Did I go to the doctor to get his verification of my diagnosis? NO!  

Why? 

Because the cost of going to the doctor these days is just ridiculous.  Besides the fact that I was only well for 10 days after the last time I paid my doctor office co-pay and $200 for a dufflebag full of medicatons that obviously didn’t do it for me.

The only perk I can think of today is that I’m high as a kite on the refill of codeine cough syrup Dr.
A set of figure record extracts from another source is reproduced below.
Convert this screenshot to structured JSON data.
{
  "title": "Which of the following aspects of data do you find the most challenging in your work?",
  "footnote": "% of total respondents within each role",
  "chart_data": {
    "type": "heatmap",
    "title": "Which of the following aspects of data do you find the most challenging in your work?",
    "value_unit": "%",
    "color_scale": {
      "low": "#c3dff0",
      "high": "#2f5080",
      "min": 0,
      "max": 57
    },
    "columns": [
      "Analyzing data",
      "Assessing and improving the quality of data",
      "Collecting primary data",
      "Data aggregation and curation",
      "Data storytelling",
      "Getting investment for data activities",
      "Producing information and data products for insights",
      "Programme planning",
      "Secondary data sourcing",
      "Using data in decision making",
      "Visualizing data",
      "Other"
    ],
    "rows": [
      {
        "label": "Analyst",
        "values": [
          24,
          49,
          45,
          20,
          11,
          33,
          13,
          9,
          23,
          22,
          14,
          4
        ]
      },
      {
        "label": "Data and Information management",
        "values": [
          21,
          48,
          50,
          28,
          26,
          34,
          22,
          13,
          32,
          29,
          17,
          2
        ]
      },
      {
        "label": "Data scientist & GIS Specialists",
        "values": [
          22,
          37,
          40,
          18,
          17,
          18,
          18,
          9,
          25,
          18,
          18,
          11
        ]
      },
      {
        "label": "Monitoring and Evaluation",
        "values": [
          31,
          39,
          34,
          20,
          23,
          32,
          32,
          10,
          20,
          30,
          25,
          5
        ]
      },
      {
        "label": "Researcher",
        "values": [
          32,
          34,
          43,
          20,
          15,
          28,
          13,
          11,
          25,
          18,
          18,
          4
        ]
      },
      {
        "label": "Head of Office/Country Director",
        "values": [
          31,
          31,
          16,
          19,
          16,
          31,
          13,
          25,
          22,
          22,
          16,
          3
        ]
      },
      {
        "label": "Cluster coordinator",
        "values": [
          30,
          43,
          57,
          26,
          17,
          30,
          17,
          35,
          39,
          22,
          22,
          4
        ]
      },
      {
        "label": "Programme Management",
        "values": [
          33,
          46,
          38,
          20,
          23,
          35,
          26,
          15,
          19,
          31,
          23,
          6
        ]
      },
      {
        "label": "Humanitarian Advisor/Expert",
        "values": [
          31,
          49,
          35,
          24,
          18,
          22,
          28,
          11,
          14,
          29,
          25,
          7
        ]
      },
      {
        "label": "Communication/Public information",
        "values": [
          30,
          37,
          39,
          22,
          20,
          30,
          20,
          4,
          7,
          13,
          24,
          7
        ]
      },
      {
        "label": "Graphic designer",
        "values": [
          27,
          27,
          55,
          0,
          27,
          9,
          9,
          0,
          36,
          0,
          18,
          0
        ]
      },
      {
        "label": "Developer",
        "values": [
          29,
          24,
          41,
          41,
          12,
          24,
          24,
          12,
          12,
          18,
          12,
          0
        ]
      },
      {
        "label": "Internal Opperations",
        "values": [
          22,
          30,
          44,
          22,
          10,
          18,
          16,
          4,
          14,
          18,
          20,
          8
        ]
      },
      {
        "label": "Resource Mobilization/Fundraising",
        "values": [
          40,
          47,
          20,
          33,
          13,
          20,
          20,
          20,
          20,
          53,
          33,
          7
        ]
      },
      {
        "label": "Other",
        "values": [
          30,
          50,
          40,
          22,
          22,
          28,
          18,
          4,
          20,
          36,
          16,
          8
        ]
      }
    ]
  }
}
Dude (hehe, I know you love that, Zacque) called in for me last time.  Thank God for refills.

 I feel for those in this great country that aren’t fortunate enough to have some kind of health coverage.  I mean hell, I’ve got it and I still find myself in the sorry ass position of making a choice between getting well or paying the damn rent and feeding my kid.

It’s ridiculous when the most prosperous country in the world has somewhere around 23% (I know they are lying about the numbers) of its citizens walking around with no way to get well when they get the crud, or worse have serious health complications.

I don’t have it all that bad.  My $200 sick day would have been near $325 had I not had my shitty insurance. 

A friend of my family has a heart issue and needs a transplant.  He’s a great man.  Works hard every day.  Yet, because he is self-employed he’s screwed.  No insurance.  And basically, until an Angel of light (anonymous) arranged a monetary donation of a huge sum, he was told “So sorry, go die”.  Well, maybe it wasn’t quite that harsh, but he could get no help.

As soon as some cash was waved around, it was amazing how fast that he was placed on the list of people waiting for a potential heart donor.

Anyway.  I just figured since it’s Saturday morning and I’m still sick (again), that I would pitch a tizzy fit about how we should be better taken care of.

Unfortunately, even having a fit over it isn’t making the shit in my chest break up.